The government failed to replenish B.C.’s disappearing post-SARS stockpiles before 2020. The pandemic caused unprecedented global demand for personal protective equipment.

“Where practical, I would appreciate this being done today,” Wright wrote.

“For those of you located in Victoria, please bring any N95 masks to my office. We will collect them here and work with Health and [Emergency Management B.C.] to have them delivered to health authorities. I expect the Premier will be very interested in seeing how many masks are collected, which is why I would ask that they come here.”

Earlier that day, some top officials told Wright that earthquake preparedness kits under workers’ desks contained sealed N95 masks.

Wright’s plea for help came just two days after Provincial Health Officer Dr. Bonnie Henry said March 25 that supplies were “on a tenuous level.” Henry had previously denied any supply issues.

Don Wright, Premier John Horgan’s deputy minister (BC Gov)

Sunny Dhaliwal, an assistant deputy minister of the real property division, coordinated the search mission.

“Focus on those buildings which will yield us the maximum inventory and then continue to collect the masks from all other locations,” Dhaliwal wrote.

The precise number of N95s collected was not released, but masks were found in offices at the Ministries of Transportation, Health, Education, Citizens Services, Environment and Finance. A Ministry of Health facilities manager said 1,265 masks and five boxes of latex gloves were found at its offices. 

Assistant deputy minister Philip Twyford sent an April 7 memo to ministry staff about the “cross-government effort which provided thousands of masks to front-line health workers.”

The earthquake kits, he wrote, would be replenished “when a supply is available for this purpose.”

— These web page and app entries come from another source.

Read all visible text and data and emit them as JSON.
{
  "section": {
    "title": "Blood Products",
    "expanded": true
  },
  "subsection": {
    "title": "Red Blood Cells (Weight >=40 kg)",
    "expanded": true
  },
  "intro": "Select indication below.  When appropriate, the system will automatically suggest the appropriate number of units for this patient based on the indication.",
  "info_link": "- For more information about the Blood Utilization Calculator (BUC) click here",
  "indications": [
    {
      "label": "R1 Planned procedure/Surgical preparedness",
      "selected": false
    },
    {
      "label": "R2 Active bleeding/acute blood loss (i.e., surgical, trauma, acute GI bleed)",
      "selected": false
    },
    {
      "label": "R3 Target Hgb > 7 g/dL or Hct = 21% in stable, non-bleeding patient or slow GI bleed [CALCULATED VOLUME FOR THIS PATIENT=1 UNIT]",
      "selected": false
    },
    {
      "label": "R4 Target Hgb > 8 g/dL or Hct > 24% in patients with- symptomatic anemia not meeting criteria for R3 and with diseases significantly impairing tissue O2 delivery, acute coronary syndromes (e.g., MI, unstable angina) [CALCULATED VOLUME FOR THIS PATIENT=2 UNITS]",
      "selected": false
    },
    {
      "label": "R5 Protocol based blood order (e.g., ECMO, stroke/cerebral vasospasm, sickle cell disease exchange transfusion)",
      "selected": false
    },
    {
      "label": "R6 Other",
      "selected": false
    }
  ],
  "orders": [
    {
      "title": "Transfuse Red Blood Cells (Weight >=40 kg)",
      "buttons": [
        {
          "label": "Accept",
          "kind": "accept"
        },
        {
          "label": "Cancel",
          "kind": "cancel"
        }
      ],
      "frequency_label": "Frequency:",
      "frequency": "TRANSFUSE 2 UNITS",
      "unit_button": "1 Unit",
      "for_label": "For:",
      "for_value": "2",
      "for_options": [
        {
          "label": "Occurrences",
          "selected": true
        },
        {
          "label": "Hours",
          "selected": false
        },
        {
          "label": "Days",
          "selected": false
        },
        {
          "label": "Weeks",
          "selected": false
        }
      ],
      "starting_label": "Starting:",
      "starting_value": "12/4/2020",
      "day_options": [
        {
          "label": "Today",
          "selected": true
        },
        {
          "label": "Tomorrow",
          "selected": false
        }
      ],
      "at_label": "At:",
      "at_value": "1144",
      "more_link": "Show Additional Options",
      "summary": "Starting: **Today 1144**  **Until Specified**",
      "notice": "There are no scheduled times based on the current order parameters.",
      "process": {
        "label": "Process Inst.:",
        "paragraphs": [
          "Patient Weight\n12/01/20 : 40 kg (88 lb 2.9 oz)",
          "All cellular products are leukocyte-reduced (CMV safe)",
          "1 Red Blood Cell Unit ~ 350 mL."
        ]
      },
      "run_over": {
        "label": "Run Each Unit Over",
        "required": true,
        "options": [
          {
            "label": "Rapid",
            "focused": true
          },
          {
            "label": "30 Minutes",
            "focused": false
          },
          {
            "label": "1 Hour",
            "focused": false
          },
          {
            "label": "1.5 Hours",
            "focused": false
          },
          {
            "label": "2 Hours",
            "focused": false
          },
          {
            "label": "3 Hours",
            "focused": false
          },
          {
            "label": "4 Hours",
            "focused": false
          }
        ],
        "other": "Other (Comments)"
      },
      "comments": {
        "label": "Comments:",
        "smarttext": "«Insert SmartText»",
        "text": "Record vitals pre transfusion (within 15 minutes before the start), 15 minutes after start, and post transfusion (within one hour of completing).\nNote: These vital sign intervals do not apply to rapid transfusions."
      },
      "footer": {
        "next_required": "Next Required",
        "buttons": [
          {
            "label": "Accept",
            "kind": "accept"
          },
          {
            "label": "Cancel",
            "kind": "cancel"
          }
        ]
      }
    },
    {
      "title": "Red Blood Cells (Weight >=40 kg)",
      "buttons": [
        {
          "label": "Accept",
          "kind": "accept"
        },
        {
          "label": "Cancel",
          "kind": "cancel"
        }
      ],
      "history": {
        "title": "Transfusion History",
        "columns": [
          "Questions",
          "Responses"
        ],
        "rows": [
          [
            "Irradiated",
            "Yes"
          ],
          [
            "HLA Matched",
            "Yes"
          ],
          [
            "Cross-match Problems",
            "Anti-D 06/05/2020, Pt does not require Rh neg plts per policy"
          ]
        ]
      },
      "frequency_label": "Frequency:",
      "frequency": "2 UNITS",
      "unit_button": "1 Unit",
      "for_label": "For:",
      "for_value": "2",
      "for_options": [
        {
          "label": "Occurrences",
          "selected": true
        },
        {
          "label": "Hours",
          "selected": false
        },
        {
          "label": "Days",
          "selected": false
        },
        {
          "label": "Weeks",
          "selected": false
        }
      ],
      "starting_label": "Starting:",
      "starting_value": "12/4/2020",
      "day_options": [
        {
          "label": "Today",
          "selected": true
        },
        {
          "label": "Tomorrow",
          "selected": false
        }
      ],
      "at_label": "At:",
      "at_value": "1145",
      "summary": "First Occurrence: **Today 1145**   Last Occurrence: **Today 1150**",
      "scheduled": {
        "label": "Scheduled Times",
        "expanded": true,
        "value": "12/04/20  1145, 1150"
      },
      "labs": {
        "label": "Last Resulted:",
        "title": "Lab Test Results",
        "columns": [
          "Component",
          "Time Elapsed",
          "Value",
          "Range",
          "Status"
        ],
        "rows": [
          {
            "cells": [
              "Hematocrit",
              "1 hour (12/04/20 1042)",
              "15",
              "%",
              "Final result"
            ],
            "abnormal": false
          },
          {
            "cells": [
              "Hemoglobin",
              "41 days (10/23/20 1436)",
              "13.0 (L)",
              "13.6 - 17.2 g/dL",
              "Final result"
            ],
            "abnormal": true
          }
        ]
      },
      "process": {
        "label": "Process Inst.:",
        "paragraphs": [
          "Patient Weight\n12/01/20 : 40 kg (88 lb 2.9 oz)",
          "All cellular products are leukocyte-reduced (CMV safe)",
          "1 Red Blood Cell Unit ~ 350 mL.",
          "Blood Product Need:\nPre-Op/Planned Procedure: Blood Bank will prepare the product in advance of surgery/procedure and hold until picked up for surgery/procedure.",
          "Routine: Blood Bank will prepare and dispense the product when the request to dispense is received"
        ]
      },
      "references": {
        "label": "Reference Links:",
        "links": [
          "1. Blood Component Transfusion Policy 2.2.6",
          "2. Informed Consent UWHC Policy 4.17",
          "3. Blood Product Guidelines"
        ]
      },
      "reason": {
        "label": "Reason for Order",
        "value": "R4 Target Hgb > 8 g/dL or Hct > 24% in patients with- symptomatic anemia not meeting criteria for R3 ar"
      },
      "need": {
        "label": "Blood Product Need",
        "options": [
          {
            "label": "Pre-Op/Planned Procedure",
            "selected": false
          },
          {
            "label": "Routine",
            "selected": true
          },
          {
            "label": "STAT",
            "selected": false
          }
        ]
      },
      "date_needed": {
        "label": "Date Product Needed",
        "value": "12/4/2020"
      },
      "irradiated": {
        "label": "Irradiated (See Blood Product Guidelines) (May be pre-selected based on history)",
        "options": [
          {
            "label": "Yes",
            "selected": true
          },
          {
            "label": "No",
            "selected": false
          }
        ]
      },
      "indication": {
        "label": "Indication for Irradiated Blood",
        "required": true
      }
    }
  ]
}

In July, theBreaker.news reported that B.C.’s pandemic stockpiles had lost two-thirds of their value since 2013. Medical supplies buyers in the Provincial Health Services Authority [PHSA] finally took action in February, less than a month before the World Health Organization declared the pandemic. They were particularly alarmed about the Interior, which reported $0 value, and the North, which had less than $16,000 of goods on hand.

“Health authorities’ pandemic supply levels have dwindled or been eliminated on many items across the province,” said a Feb. 13 briefing note. “Should a widespread pandemic occur in B.C., the current level of pandemic supplies will likely not meet B.C.’s requirements which may lead to public safety risk.”

In the wake of theBreaker.news story on the PHSA documents, Dix said the B.C. health system had spent more than $114 million on PPE during the first six months of 2020, including $29.55 million on N95 or equivalent respirators.

Dr. Bonnie Henry (left), Premier John Horgan and Health Minister Adrian Dix (Mackin)

During a campaign stop Oct. 10 in Richmond, theBreaker.news asked Dix why the NDP government was not better prepared. He pointed to 2020’s dramatic increase in domestic PPE use and global market demand. “I think we’ve done well,” Dix said.

Dix refused, however, to answer questions about why the NDP failed to properly manage the stockpiles during its first two-and-a-half years in office.

The government has been similarly evasive about how much it spent in 2019. In May, theBreaker.news applied for the total dollar amount spent on PPE in 2019, including N95 masks, versus 2020 to-date.

Disclosure was delayed to Sept. 15 and then to Oct. 28, which is four days after the snap election. The government’s central FOI office claims the delay is because it is “working to balance vital priorities.”

A scathing Oct. 6 report for the Canadian Federation of Nurses called “Time of Fear: How Canada Failed Our Health Care Workers and Mismanaged COVID-19,” said Canada was woefully unprepared and largely ignored the lessons of SARS.

“We will never know how many of the more than 21,000 Canadian health care workers infected with COVID‐19 might have been kept safe had there been sufficient stockpiles at a precautionary level,” the report said. “What we do know, as outlined earlier in this report, is that jurisdictions like China, Hong Kong and Taiwan, that took a precautionary approach to worker safety, have significantly lower levels of health worker infections.”